According to the General Act on Equal Treatment (AGG), job ads should not contain discriminatory content. We have collected some tips to simplify the process of advertising vacancies and addressing under-represented groups here:

  1. Job ads should be phrased as neutrally as possible. In specific terms, this means that job ads should not include any gendered language. Phrases like ‘young employees’ or ‘young team’ should also be avoided to prevent age discrimination. Specifying the desired native language of the potential employee is a form of discrimination based on ethnicity and should also be avoided.
  2. In order to avoid discriminatory practices throughout the entire application process, it is advisable to carry out a job specification analysis beforehand to look at what is expected of candidates. An assessment should then be conducted to determine whether the job requirements are phrased in a way that does not discriminate on the basis of age or gender.
  3. The phrasing of the job description should be gender-neutral. Use terms like ‘Chair’ or ‘Chairperson’ instead of ‘Chairman’, for example.
  4. Even though in Germany, in contrast to countries such as the US, photos are still frequently sent with CVs or in application documents, these should not be required in a job advertisement. They can lead HR managers to make decisions based on stereotypes or preconceptions, as explained previously. Consequently, job ads should not include a request for photos in application documents.
  5. A clear commitment to diversity in a job ad can help it to reach a more diverse pool of applicants. Phrases like ‘We value diversity and welcome all applicants – regardless of gender, nationality, ethnic background, social class, religion, ideology, disability, age, or sexual orientation or identity’ can help to ensure that you are actively targeting as many people as possible.

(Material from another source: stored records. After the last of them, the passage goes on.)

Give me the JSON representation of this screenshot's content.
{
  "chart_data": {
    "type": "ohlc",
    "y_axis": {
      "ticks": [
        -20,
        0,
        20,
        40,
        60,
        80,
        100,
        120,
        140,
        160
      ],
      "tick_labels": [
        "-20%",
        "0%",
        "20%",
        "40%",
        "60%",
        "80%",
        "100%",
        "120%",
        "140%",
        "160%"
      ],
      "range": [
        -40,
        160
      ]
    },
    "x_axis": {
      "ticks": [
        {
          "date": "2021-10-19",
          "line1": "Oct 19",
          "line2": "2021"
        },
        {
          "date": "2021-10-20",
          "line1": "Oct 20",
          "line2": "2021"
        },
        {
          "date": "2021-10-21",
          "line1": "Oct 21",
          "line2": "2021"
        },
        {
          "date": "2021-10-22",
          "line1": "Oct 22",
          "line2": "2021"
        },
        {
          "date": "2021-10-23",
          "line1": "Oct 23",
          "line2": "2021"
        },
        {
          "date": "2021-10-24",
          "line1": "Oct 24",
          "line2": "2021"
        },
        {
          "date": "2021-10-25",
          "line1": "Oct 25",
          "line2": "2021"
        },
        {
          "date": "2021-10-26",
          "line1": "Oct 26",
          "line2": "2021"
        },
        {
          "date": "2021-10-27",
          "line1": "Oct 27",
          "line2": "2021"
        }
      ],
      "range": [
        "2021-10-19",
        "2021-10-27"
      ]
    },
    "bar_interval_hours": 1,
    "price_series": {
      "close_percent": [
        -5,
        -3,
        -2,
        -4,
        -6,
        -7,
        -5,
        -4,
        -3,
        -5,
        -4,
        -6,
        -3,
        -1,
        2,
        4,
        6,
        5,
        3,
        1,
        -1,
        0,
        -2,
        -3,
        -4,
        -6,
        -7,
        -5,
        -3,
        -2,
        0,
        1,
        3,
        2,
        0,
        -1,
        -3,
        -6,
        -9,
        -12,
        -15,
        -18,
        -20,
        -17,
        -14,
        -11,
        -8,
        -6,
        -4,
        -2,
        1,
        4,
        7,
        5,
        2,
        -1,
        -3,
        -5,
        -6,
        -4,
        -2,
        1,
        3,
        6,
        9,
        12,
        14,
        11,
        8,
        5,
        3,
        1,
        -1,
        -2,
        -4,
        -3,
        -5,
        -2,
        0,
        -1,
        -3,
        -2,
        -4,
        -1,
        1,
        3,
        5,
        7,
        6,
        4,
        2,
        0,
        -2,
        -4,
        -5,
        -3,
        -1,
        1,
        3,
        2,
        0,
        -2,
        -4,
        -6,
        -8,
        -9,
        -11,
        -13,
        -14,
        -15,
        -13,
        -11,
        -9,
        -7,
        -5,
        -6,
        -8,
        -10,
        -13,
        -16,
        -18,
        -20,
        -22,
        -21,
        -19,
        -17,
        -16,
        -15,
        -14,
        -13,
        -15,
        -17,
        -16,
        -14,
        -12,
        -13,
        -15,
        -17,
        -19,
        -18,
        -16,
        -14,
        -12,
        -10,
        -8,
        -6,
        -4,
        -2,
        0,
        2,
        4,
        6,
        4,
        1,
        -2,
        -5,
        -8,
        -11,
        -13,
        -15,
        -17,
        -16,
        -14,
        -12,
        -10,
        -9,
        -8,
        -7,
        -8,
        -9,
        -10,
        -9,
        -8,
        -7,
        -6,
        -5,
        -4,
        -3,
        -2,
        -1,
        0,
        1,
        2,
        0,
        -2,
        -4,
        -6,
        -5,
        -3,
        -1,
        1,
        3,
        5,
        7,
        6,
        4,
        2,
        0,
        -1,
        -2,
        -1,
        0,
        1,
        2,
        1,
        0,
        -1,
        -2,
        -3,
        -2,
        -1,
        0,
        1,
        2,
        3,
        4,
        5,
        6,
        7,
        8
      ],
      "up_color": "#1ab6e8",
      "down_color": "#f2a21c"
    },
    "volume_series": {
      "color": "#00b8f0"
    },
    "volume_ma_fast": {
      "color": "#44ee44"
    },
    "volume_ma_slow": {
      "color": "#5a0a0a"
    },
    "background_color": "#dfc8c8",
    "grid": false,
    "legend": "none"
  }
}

  6. When you begin interviewing applicants, you will want to make sure that you can compare their responses to interview questions as objectively as possible. For this reason, it is advisable to standardise your interview content before the interviews begin and always ask the questions in the same order, if possible.
  7. Your company’s website might also deter potential applicants from certain under-represented groups. If your team photo only features young men, for example, women or older people might decide not to apply.